Sure enough, the race unfolded exactly as I knew it would, except that the gritty pacer seemed to wait even later than usual to start his move. But sure enough, he swept around the field 3 or 4 wide on the last turn, rallied down the lane and just got to the leader at the wire. After a long photo – no replays until after the races were official at tracks back then folks; imagine actually having to sweat those tight photos out for minutes that seemed like hours – they posted his number and I collected a big win bet as well as the exacta. More importantly, I looked like a total genius to my brother…because what good is hitting a big winner if you can’t impress somebody with it! (You may have noticed that you haven’t seen any such stories since I started writing this blog..)

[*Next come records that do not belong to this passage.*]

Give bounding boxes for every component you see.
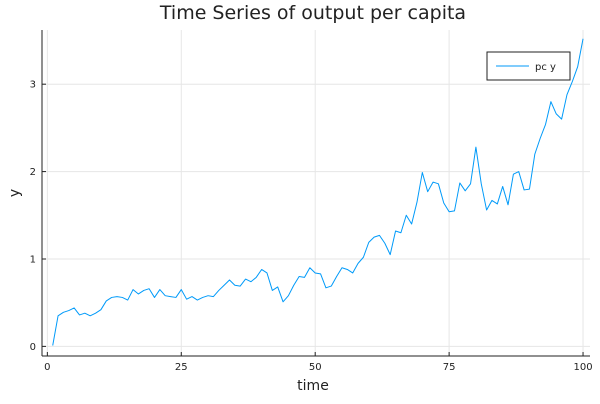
series-layer [52,38,584,346]
y-tick-label: 3 [30,80,36,91]
y-tick-label: 2 [30,167,36,178]
x-tick-label: 25 [175,362,188,373]
legend-label-pc-y: pc y [535,62,556,73]
y-axis-ticks: 0 1 2 3 [30,80,46,353]
legend: pc y [486,51,571,81]
x-tick-label: 50 [309,362,322,373]
grid-lines [42,30,590,356]
x-tick-label: 0 [44,362,50,373]
x-tick-label: 75 [443,362,456,373]
y-tick-label: 0 [30,342,36,353]
chart-title: Time Series of output per capita [159,2,466,24]
series-line-pc-y [52,38,584,346]
x-axis-ticks: 0 25 50 75 100 [44,352,593,373]
x-tick-label: 100 [573,362,592,373]
y-axis-label: y [7,189,23,197]
x-axis-label: time [297,378,329,394]
y-tick-label: 1 [30,254,36,265]
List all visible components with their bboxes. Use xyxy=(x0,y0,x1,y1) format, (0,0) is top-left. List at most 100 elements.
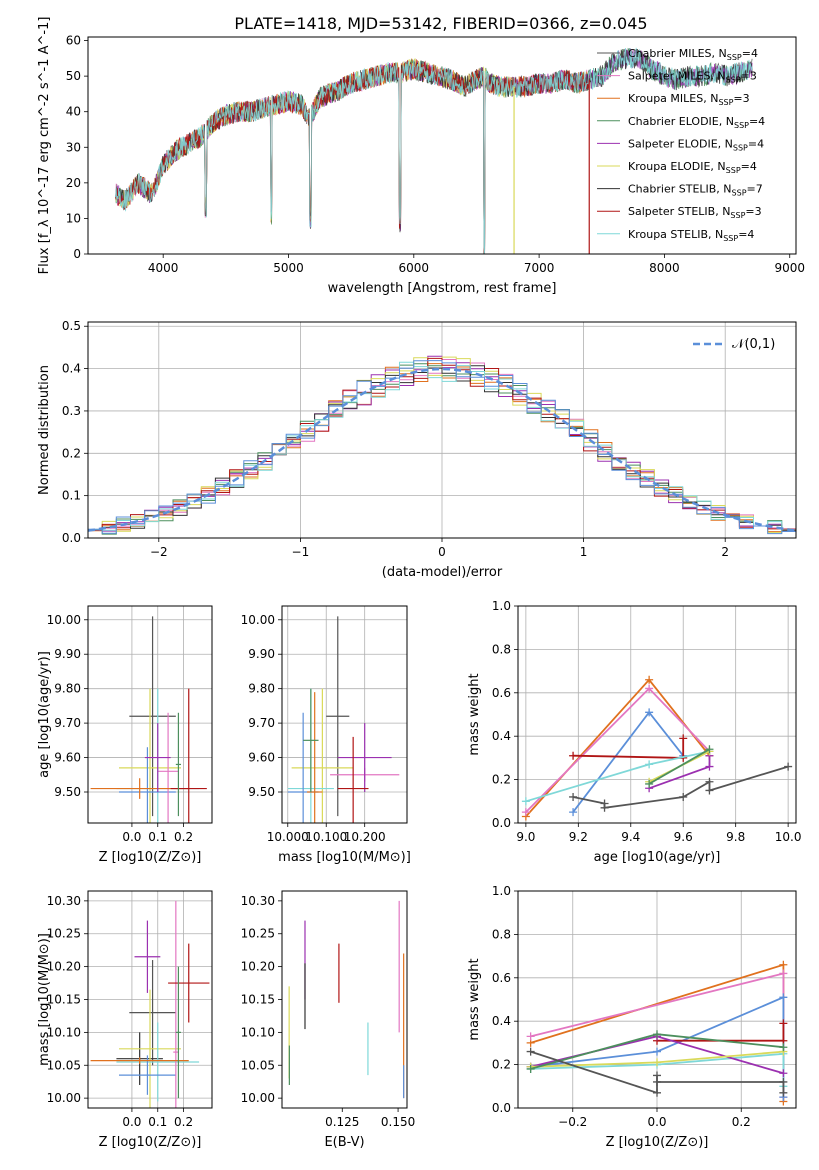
legend-subscript: SSP xyxy=(733,143,748,152)
y-tick-label: 9.80 xyxy=(54,682,81,696)
x-axis-label: mass [log10(M/M⊙)] xyxy=(278,850,411,865)
y-tick-label: 9.80 xyxy=(248,682,275,696)
y-tick-label: 9.60 xyxy=(54,751,81,765)
y-tick-label: 0.4 xyxy=(62,362,81,376)
y-tick-label: 10.00 xyxy=(241,1091,275,1105)
axes-frame xyxy=(87,36,797,255)
y-tick-label: 50 xyxy=(66,69,81,83)
y-tick-label: 0.1 xyxy=(62,489,81,503)
weight-marker xyxy=(679,734,688,743)
x-tick-label: 0.0 xyxy=(122,1115,141,1129)
weight-line xyxy=(657,1023,785,1042)
panel-age_vs_Z: 0.0 0.1 0.2 9.50 9.60 9.70 9.80 9.90 10.00 Z [log… xyxy=(37,605,213,865)
x-tick-label: −1 xyxy=(292,545,310,559)
legend-subscript: SSP xyxy=(730,211,745,220)
y-tick-label: 0.0 xyxy=(492,816,511,830)
weight-marker xyxy=(779,1043,788,1052)
weight-marker xyxy=(645,708,654,717)
weight-marker xyxy=(653,1047,661,1056)
weight-marker xyxy=(779,1069,788,1078)
weight-marker xyxy=(521,808,530,817)
x-tick-label: 0.0 xyxy=(122,830,141,844)
weight-marker xyxy=(526,1064,535,1073)
y-tick-label: 0.0 xyxy=(62,531,81,545)
plot-area xyxy=(90,900,210,1108)
panel-mass_weight_vs_age: 9.0 9.2 9.4 9.6 9.8 10.0 0.0 0.2 0.4 0.6 0.8 1.0 age… xyxy=(467,599,801,865)
axes-frame xyxy=(87,605,213,824)
x-tick-label: −2 xyxy=(150,545,168,559)
weight-marker xyxy=(705,786,714,795)
weight-marker xyxy=(526,1047,535,1056)
x-tick-label: 9.4 xyxy=(621,830,640,844)
legend-subscript: SSP xyxy=(734,121,749,130)
y-tick-label: 0.4 xyxy=(492,729,511,743)
y-tick-label: 10.00 xyxy=(47,613,81,627)
y-tick-label: 10.15 xyxy=(241,993,275,1007)
x-tick-label: 9000 xyxy=(774,261,805,275)
axes-frame xyxy=(87,890,213,1109)
legend-label: Chabrier STELIB, NSSP=7 xyxy=(628,183,763,198)
y-tick-label: 10.25 xyxy=(47,927,81,941)
y-tick-label: 10.25 xyxy=(241,927,275,941)
x-tick-label: 4000 xyxy=(148,261,179,275)
weight-marker xyxy=(779,1088,788,1097)
x-tick-label: 0.1 xyxy=(148,1115,167,1129)
weight-line xyxy=(525,678,711,818)
y-tick-label: 0.8 xyxy=(492,642,511,656)
axes-frame xyxy=(281,890,408,1109)
y-tick-label: 10.00 xyxy=(47,1091,81,1105)
weight-line xyxy=(572,710,684,813)
spectrum-line xyxy=(115,47,753,254)
weight-marker xyxy=(653,1030,661,1039)
x-tick-label: 0 xyxy=(438,545,446,559)
weight-marker xyxy=(569,808,578,817)
x-tick-label: 1 xyxy=(580,545,588,559)
plot-area xyxy=(526,960,788,1106)
y-axis-label: mass [log10(M/M⊙)] xyxy=(37,933,52,1066)
y-tick-label: 9.90 xyxy=(54,647,81,661)
weight-marker xyxy=(569,792,578,801)
legend-label: Kroupa MILES, NSSP=3 xyxy=(628,92,750,107)
y-tick-label: 1.0 xyxy=(492,884,511,898)
weight-marker xyxy=(653,1077,661,1086)
legend-subscript: SSP xyxy=(723,234,738,243)
panel-mass_vs_Z: 0.0 0.1 0.2 10.00 10.05 10.10 10.15 10.20 10.25 1… xyxy=(37,890,213,1150)
legend-value: =4 xyxy=(741,160,757,173)
weight-marker xyxy=(705,745,714,754)
x-axis-label: Z [log10(Z/Z⊙)] xyxy=(99,850,202,865)
x-tick-label: 10.200 xyxy=(344,830,386,844)
x-tick-label: 10.000 xyxy=(267,830,309,844)
weight-marker xyxy=(521,797,530,806)
weight-marker xyxy=(600,803,609,812)
x-axis-label: age [log10(age/yr)] xyxy=(594,850,721,865)
x-tick-label: 5000 xyxy=(273,261,304,275)
weight-marker xyxy=(679,792,688,801)
weight-marker xyxy=(705,762,714,771)
y-tick-label: 0.2 xyxy=(62,446,81,460)
x-tick-label: 0.150 xyxy=(381,1115,415,1129)
y-axis-label: Flux [f_λ 10^-17 erg cm^-2 s^-1 A^-1] xyxy=(37,17,52,275)
x-tick-label: 10.100 xyxy=(305,830,347,844)
axes-frame xyxy=(87,321,797,539)
legend-label: Kroupa ELODIE, NSSP=4 xyxy=(628,160,757,175)
y-axis-label: mass weight xyxy=(467,673,482,755)
x-tick-label: 7000 xyxy=(524,261,555,275)
x-tick-label: 6000 xyxy=(399,261,430,275)
weight-marker xyxy=(705,777,714,786)
x-axis-label: E(B-V) xyxy=(324,1135,364,1150)
weight-line xyxy=(648,755,711,790)
y-tick-label: 9.50 xyxy=(248,785,275,799)
y-tick-label: 0.0 xyxy=(492,1101,511,1115)
y-tick-label: 9.50 xyxy=(54,785,81,799)
legend-label: Chabrier ELODIE, NSSP=4 xyxy=(628,115,765,130)
plot-area xyxy=(90,616,207,823)
weight-marker xyxy=(526,1032,535,1041)
legend-subscript: SSP xyxy=(727,53,742,62)
legend-label: Chabrier MILES, NSSP=4 xyxy=(628,47,758,62)
plot-area xyxy=(88,355,796,535)
y-tick-label: 9.70 xyxy=(54,716,81,730)
plot-area xyxy=(521,675,793,821)
plot-area xyxy=(288,900,405,1099)
spectrum-legend: Chabrier MILES, NSSP=4 Salpeter MILES, NS… xyxy=(597,47,765,243)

I never saw Saratoga Stan race again. In fact, I never even saw his name in print. I would scan the entries week after week after week for months on end, at any harness track I could find entries for, but to this day I have no idea what his fate was; or if or where he ever raced again. But I’ll never forget him nor the Sunday nights spent at Brandywine. Ironically, the track met its doom in 1989 when the governor vetoed slot machines there. Today, Delaware racing is lush with slots money. Giving away $2100 purses at Monticello? Next Monday night at Dover Downs, they’ll be 15 harness races with total purses of over $275,000. But a short distance from the Pennsylvania border, a shopping mall sits where a little piece of racing heaven once stood.